The IMF yesterday warned about Canada’s economic growth trajectory and suggested the federal government may have to get back into the stimulus business. Why? Because economic growth will drop from 1.8% to 1.5%.
When Canada’s economy grows by 1.5% its a worrying trend.
When New Brunswick’s economy grows by 0.2% – aww, that’s just New Brunswick. What’d you expect?
Canada is a collection of provincial economies each with their own contours, challenges and opportunities. When a little province like NB has a problem – no one notices – but if it hits enough provinces – boom, you get weak national growth and the IMF getting its underwear in a knot.
In a macabre kind of way it was fun to watch the Feds in response to the Ontario economy tanking a few years ago. There was billions for the auto bailout. An ACOA style regional development agency was set up for southern Ontario. The government fell over itself to be seen trying to fix the Ontario economy.

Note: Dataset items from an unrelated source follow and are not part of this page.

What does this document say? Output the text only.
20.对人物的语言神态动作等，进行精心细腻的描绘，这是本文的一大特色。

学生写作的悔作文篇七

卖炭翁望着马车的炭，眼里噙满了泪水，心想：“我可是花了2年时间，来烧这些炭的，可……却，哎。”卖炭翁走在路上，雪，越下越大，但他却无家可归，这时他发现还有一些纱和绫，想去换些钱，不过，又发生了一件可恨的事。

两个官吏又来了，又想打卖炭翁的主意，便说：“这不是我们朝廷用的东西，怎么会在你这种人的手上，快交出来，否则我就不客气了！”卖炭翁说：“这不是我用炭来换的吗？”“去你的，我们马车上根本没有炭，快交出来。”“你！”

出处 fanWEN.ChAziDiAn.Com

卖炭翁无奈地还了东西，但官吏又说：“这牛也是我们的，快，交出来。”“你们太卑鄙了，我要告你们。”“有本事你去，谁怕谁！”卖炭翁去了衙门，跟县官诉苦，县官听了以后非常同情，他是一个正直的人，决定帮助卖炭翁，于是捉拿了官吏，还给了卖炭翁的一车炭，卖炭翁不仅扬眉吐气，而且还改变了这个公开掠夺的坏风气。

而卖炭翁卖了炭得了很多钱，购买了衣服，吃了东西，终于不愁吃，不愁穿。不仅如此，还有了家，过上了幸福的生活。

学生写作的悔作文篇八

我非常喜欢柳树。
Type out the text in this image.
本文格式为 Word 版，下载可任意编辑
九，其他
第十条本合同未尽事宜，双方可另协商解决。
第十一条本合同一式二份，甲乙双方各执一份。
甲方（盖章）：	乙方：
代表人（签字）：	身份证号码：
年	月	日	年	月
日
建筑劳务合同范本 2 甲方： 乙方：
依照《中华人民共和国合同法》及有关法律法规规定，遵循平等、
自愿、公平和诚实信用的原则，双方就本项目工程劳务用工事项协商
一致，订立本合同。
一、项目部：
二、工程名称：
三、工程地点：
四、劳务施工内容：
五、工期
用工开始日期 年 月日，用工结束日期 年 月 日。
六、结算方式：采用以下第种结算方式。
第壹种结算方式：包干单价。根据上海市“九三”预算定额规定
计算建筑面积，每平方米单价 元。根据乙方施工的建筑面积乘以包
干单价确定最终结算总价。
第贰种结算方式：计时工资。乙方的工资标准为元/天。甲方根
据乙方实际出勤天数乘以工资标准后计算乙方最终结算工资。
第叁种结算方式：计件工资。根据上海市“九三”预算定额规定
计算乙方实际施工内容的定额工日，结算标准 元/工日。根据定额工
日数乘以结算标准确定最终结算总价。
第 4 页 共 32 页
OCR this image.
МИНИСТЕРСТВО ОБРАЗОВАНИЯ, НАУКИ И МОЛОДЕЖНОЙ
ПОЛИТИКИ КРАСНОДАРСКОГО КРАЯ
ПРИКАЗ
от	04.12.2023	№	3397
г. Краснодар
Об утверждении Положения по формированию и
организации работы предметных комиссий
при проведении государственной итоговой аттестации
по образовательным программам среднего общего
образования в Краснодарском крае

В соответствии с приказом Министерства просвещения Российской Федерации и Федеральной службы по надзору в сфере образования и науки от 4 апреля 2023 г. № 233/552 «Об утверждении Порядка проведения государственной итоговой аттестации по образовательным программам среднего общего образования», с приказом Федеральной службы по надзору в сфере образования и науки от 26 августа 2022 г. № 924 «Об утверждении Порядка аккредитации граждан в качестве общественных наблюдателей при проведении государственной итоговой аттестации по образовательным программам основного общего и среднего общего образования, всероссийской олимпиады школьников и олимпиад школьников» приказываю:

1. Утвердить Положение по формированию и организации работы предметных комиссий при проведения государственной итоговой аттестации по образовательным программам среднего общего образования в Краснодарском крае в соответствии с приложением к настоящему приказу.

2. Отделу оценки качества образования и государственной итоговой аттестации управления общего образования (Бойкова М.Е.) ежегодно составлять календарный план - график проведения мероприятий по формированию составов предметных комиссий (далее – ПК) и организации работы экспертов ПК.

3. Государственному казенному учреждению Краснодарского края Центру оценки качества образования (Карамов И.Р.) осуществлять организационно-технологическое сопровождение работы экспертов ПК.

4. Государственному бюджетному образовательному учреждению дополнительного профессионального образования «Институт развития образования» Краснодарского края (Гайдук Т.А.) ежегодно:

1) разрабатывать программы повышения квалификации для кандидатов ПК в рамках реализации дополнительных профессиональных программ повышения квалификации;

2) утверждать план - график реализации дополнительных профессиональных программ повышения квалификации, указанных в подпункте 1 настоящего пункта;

The Ontario economy has outperformed NB by a wide margin since the recession – GDP growth and employment growth – but it hasn’t been to the level required to boost national GDP growth – so the mandarins fret.
This is the main reason why I would prefer the feds to have a ‘side deals’ view of relationships with provincial governments. I’m not talking about separate deals on Equalization or health transfers – those should be negotiated by the whole gang.
But when it comes to the priorities of the provinces – each one has distinct challenges and opportunities. The feds and the province should figure out how to leverage each level of governments’ strengths to achieve a shared set of objectives.
New Brunswick needs a more intelligent approach to immigration. It needs to think long and hard about seasonal industries and the implications of EI reform. It needs at least its share of national FDI. It needs to encourage more investment capital – particularly into its high growth potential SMEs. New Brunswick has a serious literacy challenge.
There are a host of issues – some are specific to NB and others are regional and even national in scope – and it requires an intelligent, long term partnership between the feds and the province.